Lacey sporting her new jacket.  Yes, she's a "Style Evolution in Progress!"


Tuesday, November 4, 2014

A Day Without a Phone

I recently survived 24 hours without my cell phone.  Here's what happened.  I got home from work,  walked into the kitchen and plugged in my phone.  My phone did not buzz and the screen did not light up to tell me that it was charging.  I pressed the power button.  No response.  I tried again and again.  Still no response.  I hollered for Cassie to come.  She advised that my phone appeared to be dead.

I began further diagnostic steps.  First, I plugged my phone into my computer.  My computer couldn't even recognize the poor bugger as a device.  Next, I took my lifeless phone out to the car and tried to activate Bluetooth from my car radio.  My radio display spewed the message, "No device available."

"No,"  I wailed.  Denial, the first stage of grief was setting in. This was immediately followed by a wave of isolation.

Les suggested that I take it to the AT&T store for a possible diagnosis.  Cassie went along for moral support.  Of course, the store was closed for the evening.
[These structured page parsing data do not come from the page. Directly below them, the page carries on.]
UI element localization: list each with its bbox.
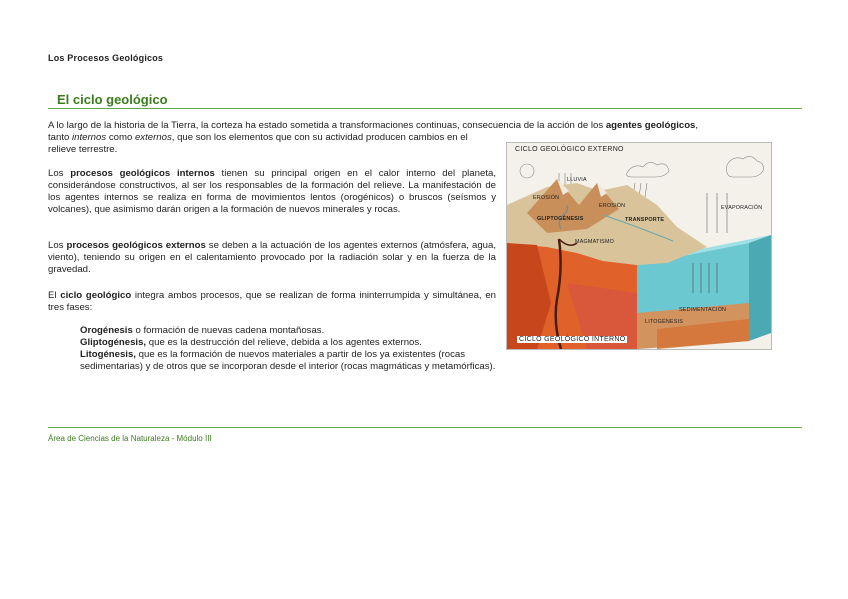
intro-text-f: como (106, 132, 135, 143)
phase-item (80, 325, 496, 337)
phases-list (80, 325, 496, 373)
label-magmatismo: MAGMATISMO (575, 239, 615, 245)
label-evaporacion: EVAPORACIÓN (721, 205, 763, 211)
phase-term: Litogénesis, (80, 349, 136, 360)
p3-text-a: El (48, 290, 61, 301)
p1-text-a: Los (48, 168, 71, 179)
phase-desc: que es la destrucción del relieve, debida a los agentes externos. (146, 337, 422, 348)
label-lluvia: LLUVIA (567, 177, 587, 183)
paragraph-geological-cycle (48, 290, 496, 314)
label-erosion-1: EROSIÓN (533, 195, 560, 201)
title-divider (48, 108, 802, 109)
intro-term-internos: internos (72, 132, 107, 143)
phase-term: Gliptogénesis, (80, 337, 147, 348)
label-sedimentacion: SEDIMENTACIÓN (679, 307, 727, 313)
p1-text-c: tienen su principal origen en el calor interno del planeta, considerándose constructivos, al ser los responsables de la formación del relieve. La manifestación de los agentes internos se realiza en forma de movimientos lentos (orogénicos) o bruscos (seísmos y volcanes), que asimismo darán origen a la formación de nuevos minerales y rocas. (48, 168, 496, 215)
label-erosion-2: EROSIÓN (599, 203, 626, 209)
intro-paragraph-line1 (48, 120, 788, 132)
p3-text-c: integra ambos procesos, que se realizan de forma ininterrumpida y simultánea, en tres fases: (48, 290, 496, 313)
label-litogenesis: LITOGÉNESIS (645, 319, 684, 325)
phase-item (80, 337, 496, 349)
p2-text-c: se deben a la actuación de los agentes externos (atmósfera, agua, viento), teniendo su origen en el calentamiento provocado por la radiación solar y en la fuerza de la gravedad. (48, 240, 496, 275)
footer-divider (48, 427, 802, 428)
intro-term-agentes: agentes geológicos (605, 120, 696, 131)
phase-term: Orogénesis (80, 325, 133, 336)
diagram-illustration (507, 143, 771, 349)
geological-cycle-diagram (506, 142, 772, 350)
label-transporte: TRANSPORTE (625, 217, 665, 223)
running-header: Los Procesos Geológicos (48, 53, 164, 63)
paragraph-external-processes (48, 240, 496, 276)
phase-item (80, 349, 496, 373)
intro-text-d: tanto (48, 132, 73, 143)
p2-term: procesos geológicos externos (66, 240, 206, 251)
p3-term: ciclo geológico (60, 290, 132, 301)
p1-term: procesos geológicos internos (70, 168, 215, 179)
footer-text: Área de Ciencias de la Naturaleza - Módulo III (48, 434, 212, 443)
phase-desc: que es la formación de nuevos materiales a partir de los ya existentes (rocas sedimentarias) y de otros que se incorporan desde el interior (rocas magmáticas y metamórficas). (80, 349, 496, 372)
paragraph-internal-processes (48, 168, 496, 216)
intro-text-c: , (695, 120, 699, 131)
intro-paragraph-cont (48, 132, 498, 156)
intro-term-externos: externos (134, 132, 172, 143)
diagram-top-label: CICLO GEOLÓGICO EXTERNO (515, 146, 624, 153)
intro-text-h: , que son los elementos que con su actividad producen cambios en el relieve terrestre. (48, 132, 468, 155)
phase-desc: o formación de nuevas cadena montañosas. (132, 325, 325, 336)
label-gliptogenesis: GLIPTOGÉNESIS (537, 216, 584, 222)
intro-text-a: A lo largo de la historia de la Tierra, la corteza ha estado sometida a transformaciones continuas, consecuencia de la acción de los (48, 120, 606, 131)
section-title: El ciclo geológico (57, 92, 168, 107)
p2-text-a: Los (48, 240, 67, 251)
diagram-bottom-label: CICLO GEOLÓGICO INTERNO (519, 336, 626, 343)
Cassie said that she was sorry, but that this situation was kind of like a person's heart.  She gently explained that sometimes, when a person's heart gets out of rhythm, doctors can stop the heart and then start it again.  But, according to Cassie, this wasn't the situation with my phone because it had stopped by itself.

Realizing that I would be without a phone for the next 24 hours, I sent up a warning flare on Facebook.

The reality of my loss overwhelmed me as I entered the second stage of grieving - anger.  How could my phone do this to me? 

How was I going to wake up on time without my phone alarm?  How would I know what to wear to work if I couldn't check the weather?  What if one of the kids' teachers needed to contact me during the day?  Les is not allowed to take a cell phone into his office.  And, for some reason, he's never able to answer his work phone.  My mind was really racing.  What if one of the girls got hurt and the school nurse couldn't reach me?  How was Cassie going to contact me to let me know she was up in the morning? 

Thus, I entered the third stage of grief - bargaining.  I convinced Les to set an alarm on his cell phone.  I told Cassie that she wouldn't be able to contact me in the morning.  I would call her from a land line once I got to work.   Les suggested I start researching phones so that I was prepared to buy a new one. 

The next morning the alarm on Les' phone woke me up, even though he had left his phone down in the family room.  As I left for work, I dropped my phone into my purse, just in case it decided to start working.  Without my phone, I was forced to listen to the radio as I drove.  I called Cassie after I got to work and reminded her that she wouldn't be able to text me when school was over.

I didn't miss my phone until lunchtime.  Depression, the next stage of grieving set in as I searched the Internet.  The prices that I'd seen listed for the iPhone 6 were actually the monthly service costs, not the cost of the phone.  Then I realized that Cassie's phone was about the same age as mine.  What if hers died too?  We'd have to buy two new phones.  That would really increase our monthly phone bill.

Acceptance, the final stage of grief, arrived as I was walking to my car.  I took my phone from my purse and stroked it gently.  There was a brief flicker on the screen and suddenly, my phone sprang back to life!  I shouted joyously across the parking garage to one of my colleagues.

I sent a text to Cassie, letting her know that my phone was back.  Immediately, my phone chirped and an emoji blowing a kiss filled the screen.  Yes, my phone was back.

As I neared home, the robot ringtone sounded.

"Hello, Lacey," I answered.

"Hi, Mommy.  I'm home," she said.

"My phone's working!" I told her.

"Really?" she asked.

"Yes, how do you think you called me?" I replied.

"Oh, yeah," she said.  "Well, I'm going to hang up now.  See you soon."

"See you soon," I answered.

I could survive without my phone alarm, without the weather app and without being able to check email day and night.  But, I love my phone because it lets me know that my girls are okay.  When my phone gives out for good, I will replace it.  And, when that new phone dies, I will pay to replace it with whatever the latest technology might be.  Staying in touch with my kids is priceless.